Probate is where a deceased person’s will is proved in a court of law but what happens when wills are disputed? Clare Mackay, Associate at SA Law, explains in personal finance publicaton The Money Pages.
Probate claims are rising, headline cases in the news are the just tip of the iceberg, with many probate disputes settling well before trial. The proliferation of cases is the result of many factors.
Unlike many other jurisdictions, English law allows testators (people who make a will) to leave their worldly goods to whomever they choose, i.e. family members, friends or the local dogs’ home. It’s easy to see how this can lead to disappointment and feed concerns that something has gone awry.
Why has there been an increase in probate disputes?
- Sadly, the Covid-19 pandemic could lead to a further increase in probate claims, particularly if a loved one’s death was sudden and unexpected, without time for a will to be drafted and affairs put in order.
- Complex families:Family units are increasingly complex. Wills made following a second marriage can create a tension between the second spouse, the testator’s children from their first marriage and their stepchildren.
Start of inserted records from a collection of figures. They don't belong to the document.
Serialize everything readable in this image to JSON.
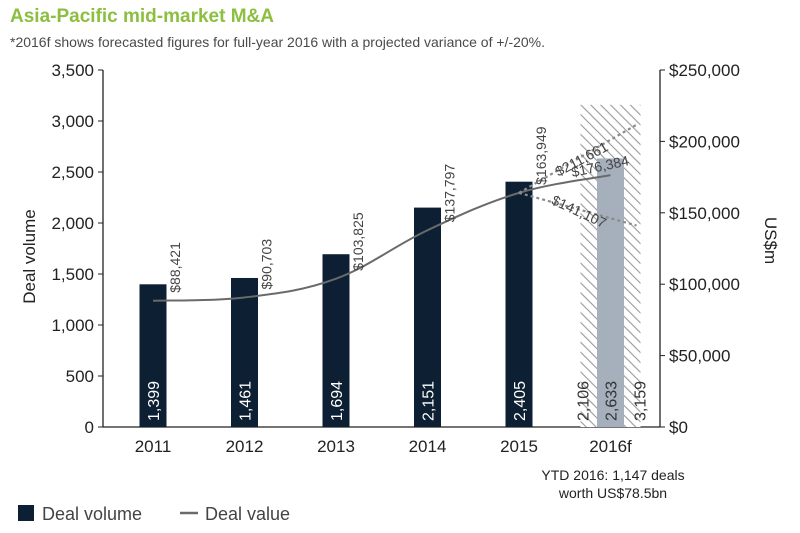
{
  "title": "Asia-Pacific mid-market M&A",
  "subtitle": "*2016f shows forecasted figures for full-year 2016 with a projected variance of +/-20%.",
  "colors": {
    "title": "#8cbf3f",
    "bar": "#0d1f33",
    "forecast_bar": "#a6b0bd",
    "line": "#6a6a6a",
    "dotted": "#8a8a8a",
    "hatch": "#9a9a9a"
  },
  "chart_data": {
    "type": "bar",
    "categories": [
      "2011",
      "2012",
      "2013",
      "2014",
      "2015",
      "2016f"
    ],
    "ylabel": "Deal volume",
    "y2label": "US$m",
    "ylim": [
      0,
      3500
    ],
    "y2lim": [
      0,
      250000
    ],
    "yticks": [
      "0",
      "500",
      "1,000",
      "1,500",
      "2,000",
      "2,500",
      "3,000",
      "3,500"
    ],
    "y2ticks": [
      "$0",
      "$50,000",
      "$100,000",
      "$150,000",
      "$200,000",
      "$250,000"
    ],
    "series": [
      {
        "name": "Deal volume",
        "type": "bar",
        "values": [
          1399,
          1461,
          1694,
          2151,
          2405,
          2633
        ],
        "labels": [
          "1,399",
          "1,461",
          "1,694",
          "2,151",
          "2,405",
          "2,633"
        ]
      },
      {
        "name": "Deal value",
        "type": "line",
        "axis": "right",
        "values": [
          88421,
          90703,
          103825,
          137797,
          163949,
          176384
        ],
        "labels": [
          "$88,421",
          "$90,703",
          "$103,825",
          "$137,797",
          "$163,949",
          "$176,384"
        ]
      }
    ],
    "forecast_range": {
      "category": "2016f",
      "volume_low": 2106,
      "volume_high": 3159,
      "volume_low_label": "2,106",
      "volume_high_label": "3,159",
      "value_low": 141107,
      "value_high": 211661,
      "value_low_label": "$141,107",
      "value_high_label": "$211,661"
    },
    "annotation": [
      "YTD 2016: 1,147 deals",
      "worth US$78.5bn"
    ],
    "legend": {
      "position": "bottom-left",
      "items": [
        {
          "label": "Deal volume",
          "kind": "box"
        },
        {
          "label": "Deal value",
          "kind": "line"
        }
      ]
    },
    "grid": false
  }
}
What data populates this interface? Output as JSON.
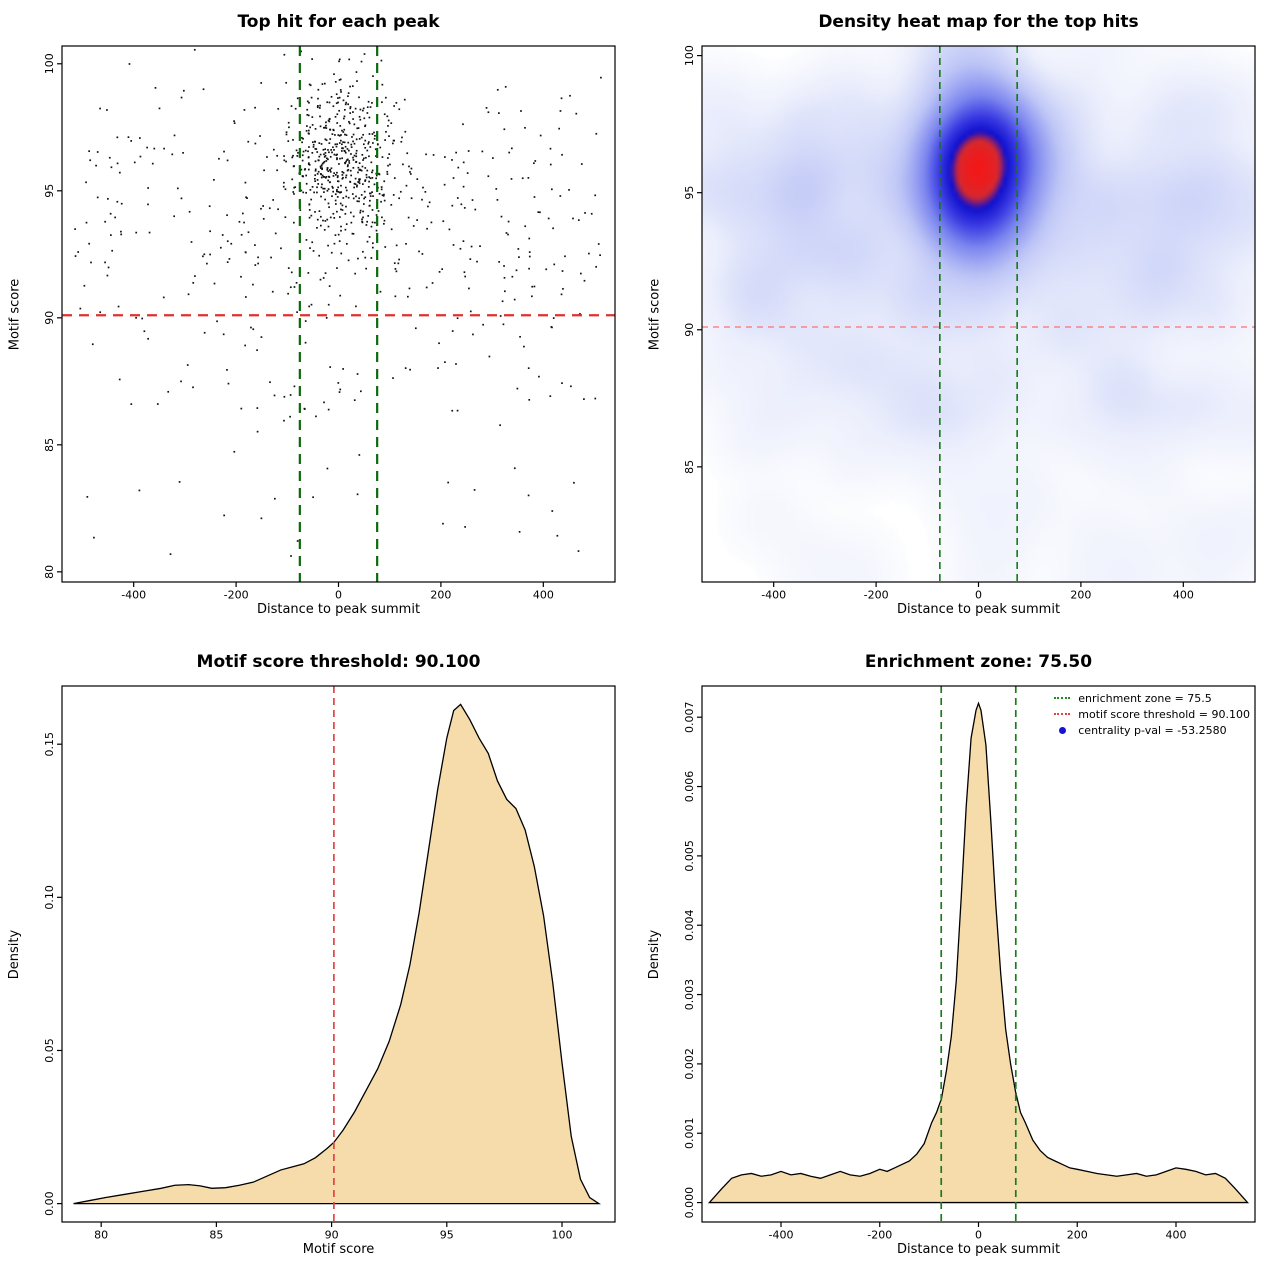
{
  "page": {
    "background": "#ffffff"
  },
  "chart_data": [
    {
      "type": "scatter",
      "title": "Top hit for each peak",
      "xlabel": "Distance to peak summit",
      "ylabel": "Motif score",
      "xlim": [
        -540,
        540
      ],
      "ylim": [
        79.6,
        100.7
      ],
      "xtick_values": [
        -400,
        -200,
        0,
        200,
        400
      ],
      "xtick_labels": [
        "-400",
        "-200",
        "0",
        "200",
        "400"
      ],
      "ytick_values": [
        80,
        85,
        90,
        95,
        100
      ],
      "ytick_labels": [
        "80",
        "85",
        "90",
        "95",
        "100"
      ],
      "point_color": "#111111",
      "point_size": 1.7,
      "points": {
        "seed": 424242,
        "clusters": [
          {
            "n": 520,
            "x": {
              "dist": "normal",
              "mean": 5,
              "sd": 55
            },
            "y": {
              "dist": "normal",
              "mean": 96.2,
              "sd": 1.6
            }
          },
          {
            "n": 330,
            "x": {
              "dist": "uniform",
              "min": -515,
              "max": 515
            },
            "y": {
              "dist": "normal",
              "mean": 94.5,
              "sd": 2.6
            }
          },
          {
            "n": 90,
            "x": {
              "dist": "uniform",
              "min": -515,
              "max": 515
            },
            "y": {
              "dist": "uniform",
              "min": 86,
              "max": 93
            }
          },
          {
            "n": 40,
            "x": {
              "dist": "uniform",
              "min": -515,
              "max": 515
            },
            "y": {
              "dist": "uniform",
              "min": 80.3,
              "max": 88
            }
          }
        ]
      },
      "hlines": [
        {
          "y": 90.1,
          "color": "#e03131",
          "width": 2.2,
          "dash": [
            10,
            7
          ]
        }
      ],
      "vlines": [
        {
          "x": -75.5,
          "color": "#0a6a0a",
          "width": 2.2,
          "dash": [
            10,
            7
          ]
        },
        {
          "x": 75.5,
          "color": "#0a6a0a",
          "width": 2.2,
          "dash": [
            10,
            7
          ]
        }
      ]
    },
    {
      "type": "density2d",
      "title": "Density heat map for the top hits",
      "xlabel": "Distance to peak summit",
      "ylabel": "Motif score",
      "xlim": [
        -540,
        540
      ],
      "ylim": [
        80.8,
        100.35
      ],
      "xtick_values": [
        -400,
        -200,
        0,
        200,
        400
      ],
      "xtick_labels": [
        "-400",
        "-200",
        "0",
        "200",
        "400"
      ],
      "ytick_values": [
        85,
        90,
        95,
        100
      ],
      "ytick_labels": [
        "85",
        "90",
        "95",
        "100"
      ],
      "points": {
        "seed": 171717,
        "clusters": [
          {
            "n": 520,
            "x": {
              "dist": "normal",
              "mean": 5,
              "sd": 55
            },
            "y": {
              "dist": "normal",
              "mean": 96.0,
              "sd": 1.6
            }
          },
          {
            "n": 330,
            "x": {
              "dist": "uniform",
              "min": -515,
              "max": 515
            },
            "y": {
              "dist": "normal",
              "mean": 94.5,
              "sd": 2.6
            }
          },
          {
            "n": 90,
            "x": {
              "dist": "uniform",
              "min": -515,
              "max": 515
            },
            "y": {
              "dist": "uniform",
              "min": 86,
              "max": 93
            }
          },
          {
            "n": 40,
            "x": {
              "dist": "uniform",
              "min": -515,
              "max": 515
            },
            "y": {
              "dist": "uniform",
              "min": 81,
              "max": 88
            }
          }
        ]
      },
      "grid": {
        "nx": 138,
        "ny": 132,
        "blur_radius": 5,
        "blur_passes": 3,
        "gamma": 0.5
      },
      "colormap": [
        {
          "t": 0.0,
          "rgb": [
            255,
            255,
            255
          ]
        },
        {
          "t": 0.15,
          "rgb": [
            236,
            239,
            252
          ]
        },
        {
          "t": 0.38,
          "rgb": [
            189,
            197,
            246
          ]
        },
        {
          "t": 0.6,
          "rgb": [
            122,
            132,
            238
          ]
        },
        {
          "t": 0.76,
          "rgb": [
            58,
            58,
            226
          ]
        },
        {
          "t": 0.87,
          "rgb": [
            16,
            16,
            206
          ]
        },
        {
          "t": 0.93,
          "rgb": [
            214,
            40,
            46
          ]
        },
        {
          "t": 1.0,
          "rgb": [
            242,
            24,
            24
          ]
        }
      ],
      "hlines": [
        {
          "y": 90.1,
          "color": "#ff6f6f",
          "width": 1.3,
          "dash": [
            6,
            5
          ]
        }
      ],
      "vlines": [
        {
          "x": -75.5,
          "color": "#127a12",
          "width": 1.6,
          "dash": [
            7,
            5
          ]
        },
        {
          "x": 75.5,
          "color": "#127a12",
          "width": 1.6,
          "dash": [
            7,
            5
          ]
        }
      ]
    },
    {
      "type": "density",
      "title": "Motif score threshold: 90.100",
      "xlabel": "Motif score",
      "ylabel": "Density",
      "xlim": [
        78.3,
        102.3
      ],
      "ylim": [
        -0.006,
        0.169
      ],
      "xtick_values": [
        80,
        85,
        90,
        95,
        100
      ],
      "xtick_labels": [
        "80",
        "85",
        "90",
        "95",
        "100"
      ],
      "ytick_values": [
        0,
        0.05,
        0.1,
        0.15
      ],
      "ytick_labels": [
        "0.00",
        "0.05",
        "0.10",
        "0.15"
      ],
      "fill": "#f6dcab",
      "stroke": "#000000",
      "curve": {
        "x": [
          78.8,
          79.5,
          80.2,
          81.0,
          81.8,
          82.6,
          83.2,
          83.8,
          84.3,
          84.8,
          85.4,
          86.0,
          86.6,
          87.2,
          87.8,
          88.3,
          88.8,
          89.3,
          89.8,
          90.1,
          90.5,
          91.0,
          91.5,
          92.0,
          92.5,
          93.0,
          93.4,
          93.8,
          94.2,
          94.6,
          95.0,
          95.3,
          95.6,
          96.0,
          96.4,
          96.8,
          97.2,
          97.6,
          98.0,
          98.4,
          98.8,
          99.2,
          99.6,
          100.0,
          100.4,
          100.8,
          101.2,
          101.6
        ],
        "y": [
          0.0,
          0.001,
          0.002,
          0.003,
          0.004,
          0.005,
          0.006,
          0.0062,
          0.0058,
          0.005,
          0.0052,
          0.006,
          0.007,
          0.009,
          0.011,
          0.012,
          0.013,
          0.015,
          0.018,
          0.02,
          0.024,
          0.03,
          0.037,
          0.044,
          0.053,
          0.065,
          0.078,
          0.095,
          0.115,
          0.135,
          0.152,
          0.161,
          0.163,
          0.158,
          0.152,
          0.147,
          0.138,
          0.132,
          0.129,
          0.122,
          0.11,
          0.094,
          0.072,
          0.046,
          0.022,
          0.008,
          0.002,
          0.0
        ]
      },
      "vlines": [
        {
          "x": 90.1,
          "color": "#e04444",
          "width": 1.7,
          "dash": [
            7,
            5
          ]
        }
      ]
    },
    {
      "type": "density",
      "title": "Enrichment zone: 75.50",
      "xlabel": "Distance to peak summit",
      "ylabel": "Density",
      "xlim": [
        -560,
        560
      ],
      "ylim": [
        -0.00028,
        0.00745
      ],
      "xtick_values": [
        -400,
        -200,
        0,
        200,
        400
      ],
      "xtick_labels": [
        "-400",
        "-200",
        "0",
        "200",
        "400"
      ],
      "ytick_values": [
        0,
        0.001,
        0.002,
        0.003,
        0.004,
        0.005,
        0.006,
        0.007
      ],
      "ytick_labels": [
        "0.000",
        "0.001",
        "0.002",
        "0.003",
        "0.004",
        "0.005",
        "0.006",
        "0.007"
      ],
      "fill": "#f6dcab",
      "stroke": "#000000",
      "curve": {
        "x": [
          -545,
          -520,
          -500,
          -480,
          -460,
          -440,
          -420,
          -400,
          -380,
          -360,
          -340,
          -320,
          -300,
          -280,
          -260,
          -240,
          -220,
          -200,
          -185,
          -170,
          -155,
          -140,
          -125,
          -110,
          -95,
          -85,
          -75,
          -65,
          -55,
          -45,
          -35,
          -25,
          -15,
          -5,
          0,
          5,
          15,
          25,
          35,
          45,
          55,
          65,
          75,
          85,
          95,
          110,
          125,
          140,
          155,
          170,
          185,
          200,
          220,
          240,
          260,
          280,
          300,
          320,
          340,
          360,
          380,
          400,
          420,
          440,
          460,
          480,
          500,
          520,
          545
        ],
        "y": [
          0.0,
          0.0002,
          0.00035,
          0.0004,
          0.00042,
          0.00038,
          0.0004,
          0.00045,
          0.0004,
          0.00042,
          0.00038,
          0.00035,
          0.0004,
          0.00045,
          0.0004,
          0.00038,
          0.00042,
          0.00048,
          0.00045,
          0.0005,
          0.00055,
          0.0006,
          0.0007,
          0.00085,
          0.00115,
          0.0013,
          0.0015,
          0.0019,
          0.0024,
          0.0032,
          0.0044,
          0.0057,
          0.0067,
          0.0071,
          0.0072,
          0.0071,
          0.0066,
          0.0055,
          0.0043,
          0.0033,
          0.0025,
          0.002,
          0.0016,
          0.0013,
          0.00115,
          0.0009,
          0.00075,
          0.00065,
          0.0006,
          0.00055,
          0.0005,
          0.00048,
          0.00045,
          0.00042,
          0.0004,
          0.00038,
          0.0004,
          0.00042,
          0.00038,
          0.0004,
          0.00045,
          0.0005,
          0.00048,
          0.00045,
          0.0004,
          0.00042,
          0.00035,
          0.0002,
          0.0
        ]
      },
      "vlines": [
        {
          "x": -75.5,
          "color": "#1f7a1f",
          "width": 1.7,
          "dash": [
            7,
            5
          ]
        },
        {
          "x": 75.5,
          "color": "#1f7a1f",
          "width": 1.7,
          "dash": [
            7,
            5
          ]
        }
      ],
      "legend": {
        "entries": [
          {
            "marker": "dotted-line",
            "color": "#1f8a1f",
            "label": "enrichment zone = 75.5"
          },
          {
            "marker": "dotted-line",
            "color": "#e04444",
            "label": "motif score threshold = 90.100"
          },
          {
            "marker": "dot",
            "color": "#1414cc",
            "label": "centrality p-val = -53.2580"
          }
        ]
      }
    }
  ]
}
If there’s no will, unmarried cohabitees receive nothing from the estate under the intestacy rules.
- Online search engines make it easier to prepare a will without the benefit of legal advice, with the risk the resulting will is wrong and doesn’t make the gifts intended.
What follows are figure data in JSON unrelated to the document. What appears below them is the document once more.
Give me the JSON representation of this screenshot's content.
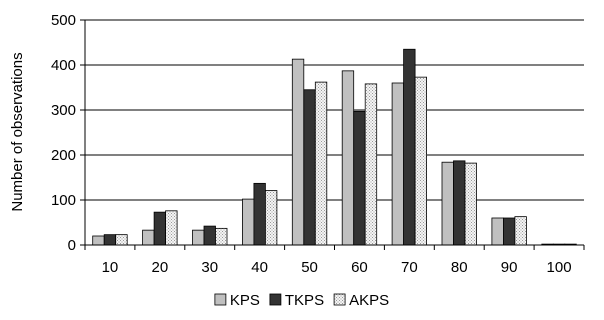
{
  "chart_data": {
    "type": "bar",
    "title": "",
    "xlabel": "",
    "ylabel": "Number of observations",
    "ylim": [
      0,
      500
    ],
    "yticks": [
      0,
      100,
      200,
      300,
      400,
      500
    ],
    "grid": true,
    "legend_position": "bottom",
    "categories": [
      "10",
      "20",
      "30",
      "40",
      "50",
      "60",
      "70",
      "80",
      "90",
      "100"
    ],
    "series": [
      {
        "name": "KPS",
        "color": "#c0c0c0",
        "pattern": "solid",
        "values": [
          20,
          33,
          33,
          102,
          413,
          387,
          360,
          184,
          60,
          2
        ]
      },
      {
        "name": "TKPS",
        "color": "#333333",
        "pattern": "solid",
        "values": [
          23,
          73,
          42,
          137,
          345,
          297,
          435,
          187,
          60,
          2
        ]
      },
      {
        "name": "AKPS",
        "color": "#e4e4e4",
        "pattern": "dotted",
        "values": [
          23,
          76,
          37,
          121,
          362,
          358,
          373,
          182,
          63,
          2
        ]
      }
    ]
  }
}
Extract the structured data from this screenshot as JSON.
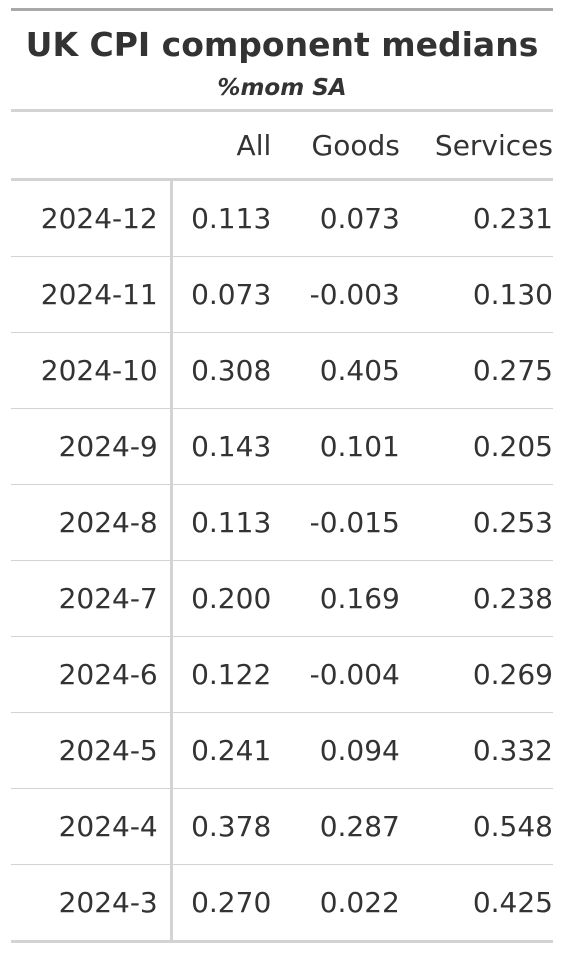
{
  "title": "UK CPI component medians",
  "subtitle": "%mom SA",
  "columns": {
    "stub": "",
    "all": "All",
    "goods": "Goods",
    "services": "Services"
  },
  "rows": [
    {
      "date": "2024-12",
      "all": "0.113",
      "goods": "0.073",
      "services": "0.231"
    },
    {
      "date": "2024-11",
      "all": "0.073",
      "goods": "-0.003",
      "services": "0.130"
    },
    {
      "date": "2024-10",
      "all": "0.308",
      "goods": "0.405",
      "services": "0.275"
    },
    {
      "date": "2024-9",
      "all": "0.143",
      "goods": "0.101",
      "services": "0.205"
    },
    {
      "date": "2024-8",
      "all": "0.113",
      "goods": "-0.015",
      "services": "0.253"
    },
    {
      "date": "2024-7",
      "all": "0.200",
      "goods": "0.169",
      "services": "0.238"
    },
    {
      "date": "2024-6",
      "all": "0.122",
      "goods": "-0.004",
      "services": "0.269"
    },
    {
      "date": "2024-5",
      "all": "0.241",
      "goods": "0.094",
      "services": "0.332"
    },
    {
      "date": "2024-4",
      "all": "0.378",
      "goods": "0.287",
      "services": "0.548"
    },
    {
      "date": "2024-3",
      "all": "0.270",
      "goods": "0.022",
      "services": "0.425"
    }
  ],
  "chart_data": {
    "type": "table",
    "title": "UK CPI component medians",
    "subtitle": "%mom SA",
    "columns": [
      "All",
      "Goods",
      "Services"
    ],
    "categories": [
      "2024-12",
      "2024-11",
      "2024-10",
      "2024-9",
      "2024-8",
      "2024-7",
      "2024-6",
      "2024-5",
      "2024-4",
      "2024-3"
    ],
    "series": [
      {
        "name": "All",
        "values": [
          0.113,
          0.073,
          0.308,
          0.143,
          0.113,
          0.2,
          0.122,
          0.241,
          0.378,
          0.27
        ]
      },
      {
        "name": "Goods",
        "values": [
          0.073,
          -0.003,
          0.405,
          0.101,
          -0.015,
          0.169,
          -0.004,
          0.094,
          0.287,
          0.022
        ]
      },
      {
        "name": "Services",
        "values": [
          0.231,
          0.13,
          0.275,
          0.205,
          0.253,
          0.238,
          0.269,
          0.332,
          0.548,
          0.425
        ]
      }
    ]
  },
  "colors": {
    "text": "#333333",
    "rule_dark": "#a8a8a8",
    "rule_light": "#d3d3d3"
  }
}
- Property prices have increased exponentially throughout the country in the last 20 years, meaning estates comprising just the family home are now worth a significant amount. Disappointed would-be beneficiaries are more likely to invest time and money into a dispute over a significant asset.
- There’s also the human factor. Many probate disputes are about much more than dividing up financial assets. A death can bring long held grievances within a family to the surface, making litigation more likely.
Challenging a will
A disappointed would-be beneficiary has a number of potential avenues to challenge a will or to seek financial provision from the estate of a loved one.
- Spouses, civil partners, cohabitees, children, persons who were treated as a child of the family or and persons who were being maintained by the deceased may have a claim under the Inheritance (Provision for Family and Dependents) Act 1975. Such claims can be made if the deceased’s will (or the intestacy rules if the deceased died without making a will) fail to make reasonable financial provision for such a person. The Act isn’t designed to hand out windfalls or to undo what is perceived as a grave injustice of being left out of a will. It’s a question of looking at what reasonable financial provision should be made for the claimant.
- Check the will has been validly executed. It must be signed by the testator in the presence of two witnesses, who must also sign the will in his or her presence. If there are doubts about the testator’s signature, contact the witnesses to confirm this was done.
- Consider whether the testator had testamentary capacity to make the will, particularly if there was a history of mental illness or dementia around the time the will was made.
- Investigate whether the testator knew and approved the will’s content drawn up on their instructions.
- Think about persons close to the deceased. Is there any suggestion the deceased might have been unduly influenced to make the will or acting under duress to do so?
- Leaving aside the will’s wording, were promises made by the deceased, upon which someone has relied to their detriment? A classic example would be the promise of gifting a property in return for giving up work to care for the deceased. If that gift doesn’t materialise in the will, there may be a claim for proprietary estoppel (a legal claim).
- Check whether assets form part of the estate or automatically pass by way of survivorship to the joint owner – particularly property and bank accounts.
- If the issue is with certain wording of the will, it may be possible to apply to Court to get the will rectified to reflect the testator’s true intentions.
Things to consider when making a will
A testator can take steps to reduce the risk of their estate being fought over. Having difficult conversations to manage expectations is a good starting point – if someone knows they will not inherit a significant sum and understands why, they are less likely to contest this decision than if this comes as a nasty surprise.
If that is a conversation that cannot be had, the testator can explain their thinking in a letter of wishes, held alongside their will. This document isn’t legally binding but gives the testator a chance to explain the reasoning behind their decisions. Such a letter may make a disappointed family member think twice before challenging a will.
Probate claims compound an already difficult time, following the loss of a loved one. Would-be litigants need to be prepared to commit time, emotion and money into fighting their case. An early settlement meeting or mediation, with a view to a resolution for all concerned, is often preferable to becoming the next headline.